Responses of perivascular macrophages to circulating lipopolysaccharides in the subfornical organ with special reference to endotoxin tolerance

Circulating endotoxins including lipopolysaccharides (LPS) cause brain responses such as fever and decrease of food and water intake, while pre-injection of endotoxins attenuates these responses. This phenomenon is called endotoxin tolerance, but the mechanisms underlying it remain unclear. The subfornical organ (SFO) rapidly produces proinflammatory cytokines including interleukin-1 beta (IL-1 beta) in response to peripherally injected LPS, and repeated LPS injection attenuates IL-1 beta production in the SFO, indicating that the SFO is involved in endotoxin tolerance. The purpose of this study is to investigate features of the IL-1 beta source cells in the SFO of LPS-non-tolerant and LPS-tolerant mice. We first established the endotoxin-tolerant mouse model by injecting LPS into adult male mice (C57BL/6J). Immunohistochemistry was performed to characterize IL-1 beta-expressing cells, which were perivascular macrophages in the SFO. We depleted perivascular macrophages using clodronate liposomes to confirm the contribution of IL-1 beta production. To assess the effect of LPS pre-injection on perivascular macrophages, we transferred bone marrow-derived cells obtained from male mice (C57BL/6-Tg (CAG-EGFP)) to male recipient mice (C57BL/6N).

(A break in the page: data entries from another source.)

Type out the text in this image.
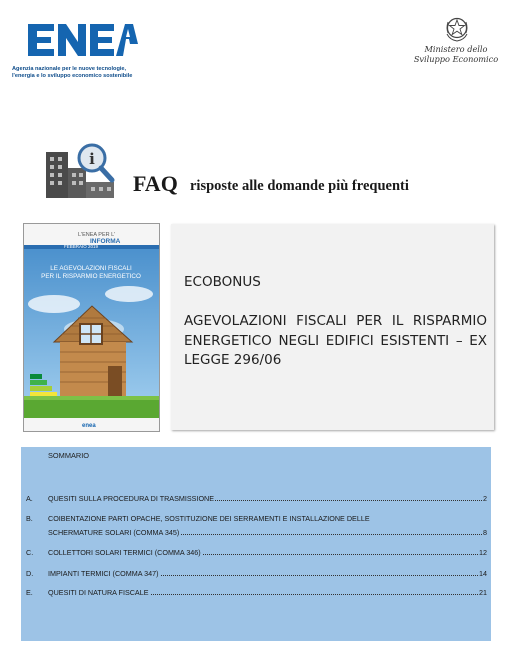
Agenzia nazionale per le nuove tecnologie, l'energia e lo sviluppo economico sostenibile
Ministero dello
Sviluppo Economico
i
FAQ risposte alle domande più frequenti
L'ENEA PER L'
INFORMA
FEBBRAIO 2019
LE AGEVOLAZIONI FISCALI
PER IL RISPARMIO ENERGETICO
enea
ECOBONUS
AGEVOLAZIONI FISCALI PER IL RISPARMIO ENERGETICO NEGLI EDIFICI ESISTENTI – EX LEGGE 296/06
SOMMARIO
A. QUESITI SULLA PROCEDURA DI TRASMISSIONE	2
B. COIBENTAZIONE PARTI OPACHE, SOSTITUZIONE DEI SERRAMENTI E INSTALLAZIONE DELLE
SCHERMATURE SOLARI (COMMA 345)	8
C. COLLETTORI SOLARI TERMICI (COMMA 346)	12
D. IMPIANTI TERMICI (COMMA 347)	14
E. QUESITI DI NATURA FISCALE	21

Finally, we examined the effect of a second LPS injection on IL-1 beta expression in the SFO perivascular macrophages. We report that perivascular macrophages but not parenchymal microglia rapidly produced the proinflammatory cytokine IL-1 beta in response to LPS. We found that peripherally injected LPS localized in the SFO perivascular space. Depletion of macrophages by injection of clodronate liposomes attenuated LPS-induced IL-1 beta expression in the SFO. When tolerance developed to LPS-induced sickness behavior in mice, the SFO perivascular macrophages ceased producing IL-1 beta, although bone marrow-derived perivascular macrophages increased in number in the SFO and peripherally injected LPS reached the SFO perivascular space. The current data indicate that perivascular macrophages enable the SFO to produce IL-1 beta in response to circulating LPS and that its hyporesponsiveness may be the cause of endotoxin tolerance.